Fed’s Bowman questions need for higher capital requirements for banks

New capital requirements for financial institutions could unnecessarily hinder bank lending and diminish competition, Federal Reserve Governor Michelle Bowman said Sunday during a financial conference in Austria. In her remarks, Bowman expressed skepticism about calls for tougher capital standards following the recent bank failures. Her comments came a few days after FDIC Chairman Martin Gruenberg suggested the failures may lead to stronger capital requirements for banks between $100 billion to $250 billion in size. He also dismissed criticism that higher standards could be a potential drag on the U.S. economy.

Regulators are expected to soon propose rulemaking on a new framework finalizing the Basel III capital standards. Bowman said she plans to approach the proposal with an open mind. “When policymakers raise capital requirements, the tendency can be to singularly focus on the perceived benefits—higher capital implies greater resiliency of the banking system,” she said. “But there’s a tradeoff.
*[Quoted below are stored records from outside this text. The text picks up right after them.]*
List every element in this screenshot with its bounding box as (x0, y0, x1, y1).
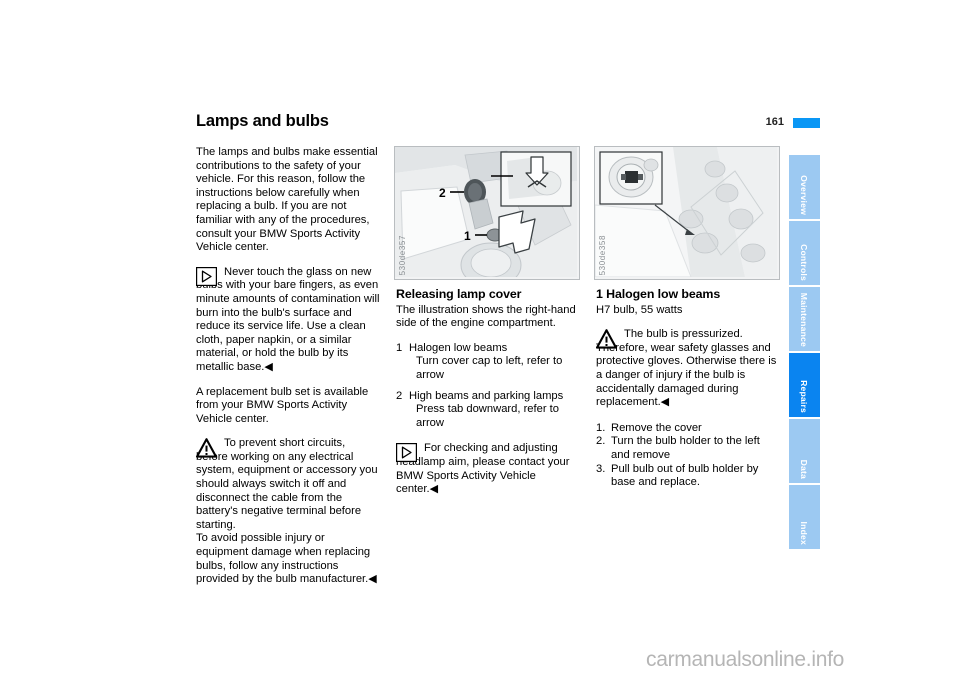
bulb-replacement-steps: 1. Remove the cover 2. Turn the bulb hol… (596, 422, 780, 490)
list-item: 2 High beams and parking lamps (396, 390, 580, 404)
figure-lamp-cover: 2 1 530de357 (394, 146, 580, 280)
list-gap (396, 383, 580, 390)
figure-lamp-cover-caption: 530de357 (398, 234, 407, 275)
page-number-accent-bar (793, 118, 820, 128)
tab-repairs[interactable]: Repairs (789, 353, 820, 417)
list-item: 1 Halogen low beams (396, 342, 580, 356)
callout-title: Halogen low beams (409, 341, 508, 354)
figure-bulb-holder-caption: 530de358 (598, 234, 607, 275)
step-text: Pull bulb out of bulb holder by base and… (611, 462, 759, 489)
releasing-lamp-cover-heading: Releasing lamp cover (396, 287, 522, 301)
tab-overview[interactable]: Overview (789, 155, 820, 219)
list-item: 3. Pull bulb out of bulb holder by base … (596, 463, 780, 490)
tab-maintenance[interactable]: Maintenance (789, 287, 820, 351)
warning-short-circuits: To prevent short circuits, before workin… (195, 437, 380, 587)
replacement-set-paragraph: A replacement bulb set is available from… (196, 385, 369, 425)
list-item-sub: Turn cover cap to left, refer to arrow (396, 355, 580, 382)
figure-callout-1: 1 (464, 229, 471, 243)
watermark: carmanualsonline.info (646, 648, 844, 671)
note-headlamp-aim-text: For checking and adjusting headlamp aim,… (396, 442, 570, 496)
warning-bulb-pressurized: The bulb is pressurized. Therefore, wear… (595, 328, 780, 410)
page-title: Lamps and bulbs (196, 112, 329, 130)
figure-bulb-holder-illustration (595, 147, 777, 278)
intro-paragraph: The lamps and bulbs make essential contr… (196, 146, 378, 254)
callout-number: 1 (396, 341, 403, 354)
tab-index-label: Index (799, 521, 810, 545)
tab-data[interactable]: Data (789, 419, 820, 483)
warning-short-circuits-text: To prevent short circuits, before workin… (196, 437, 378, 586)
tab-controls-label: Controls (799, 244, 810, 281)
warning-triangle-icon (195, 438, 218, 458)
tab-data-label: Data (799, 459, 810, 479)
halogen-low-beams-heading: 1 Halogen low beams (596, 287, 721, 301)
tab-repairs-label: Repairs (799, 380, 810, 413)
callout-number: 2 (396, 389, 403, 402)
page-number: 161 (765, 116, 784, 128)
figure-lamp-cover-illustration: 2 1 (395, 147, 577, 279)
callout-sub: Turn cover cap to left, refer to arrow (416, 355, 563, 381)
tab-controls[interactable]: Controls (789, 221, 820, 285)
column-three: 1 Halogen low beams H7 bulb, 55 watts Th… (595, 287, 780, 490)
note-bulb-glass-text: Never touch the glass on new bulbs with … (196, 265, 380, 373)
step-number: 1. (596, 421, 606, 434)
warning-triangle-icon (595, 329, 618, 349)
figure-bulb-holder: 530de358 (594, 146, 780, 280)
lamp-cover-callout-list: 1 Halogen low beams Turn cover cap to le… (396, 342, 580, 431)
list-item: 1. Remove the cover (596, 422, 780, 436)
step-number: 2. (596, 435, 606, 448)
column-one: The lamps and bulbs make essential contr… (195, 146, 380, 598)
tab-index[interactable]: Index (789, 485, 820, 549)
releasing-lamp-cover-intro: The illustration shows the right-hand si… (396, 303, 576, 330)
column-two: Releasing lamp cover The illustration sh… (395, 287, 580, 508)
list-item: 2. Turn the bulb holder to the left and … (596, 435, 780, 462)
manual-page: Lamps and bulbs 161 The lamps and bulbs … (0, 0, 960, 678)
note-pointer-icon (195, 266, 218, 286)
note-pointer-icon (395, 443, 418, 463)
step-number: 3. (596, 462, 606, 475)
list-item-sub: Press tab downward, refer to arrow (396, 403, 580, 430)
warning-bulb-pressurized-text: The bulb is pressurized. Therefore, wear… (596, 328, 777, 409)
figure-callout-2: 2 (439, 186, 446, 200)
tab-overview-label: Overview (799, 175, 810, 215)
callout-sub: Press tab downward, refer to arrow (416, 403, 560, 429)
note-bulb-glass: Never touch the glass on new bulbs with … (195, 265, 380, 375)
step-text: Remove the cover (611, 421, 702, 434)
halogen-bulb-spec: H7 bulb, 55 watts (596, 303, 683, 316)
section-tab-strip: Overview Controls Maintenance Repairs Da… (789, 155, 820, 551)
tab-maintenance-label: Maintenance (799, 292, 810, 347)
callout-title: High beams and parking lamps (409, 389, 564, 402)
step-text: Turn the bulb holder to the left and rem… (611, 435, 760, 461)
note-headlamp-aim: For checking and adjusting headlamp aim,… (395, 442, 580, 496)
Resiliency, in terms of higher capital, comes at a cost—namely, decreased credit availability and increased cost of credit in normal times—and can have broad impacts on banks, the broader financial system, and the economy.”

At the same time, she noted that the U.S. banking system is strong and resilient, which raises questions about the need for higher capital requirements. “We need to consider whether examiners have the appropriate tools and support to identify important issues and demand prompt remediation,” she said. “Increasing capital requirements simply does not get at this underlying concern about the effectiveness of supervision.”

Still, Bowman stressed that her remarks should not be interpreted as a categorical rejection of reform efforts. “Some reform efforts—to both regulation and supervision—are a natural part of the evolution of the regulatory framework, and some would address weaknesses revealed by the recent bank failures… But these reform efforts should be both informed by an impartial and independent review of what led to the failures and healthy public debate, which should take into account the unintended consequences of reform.”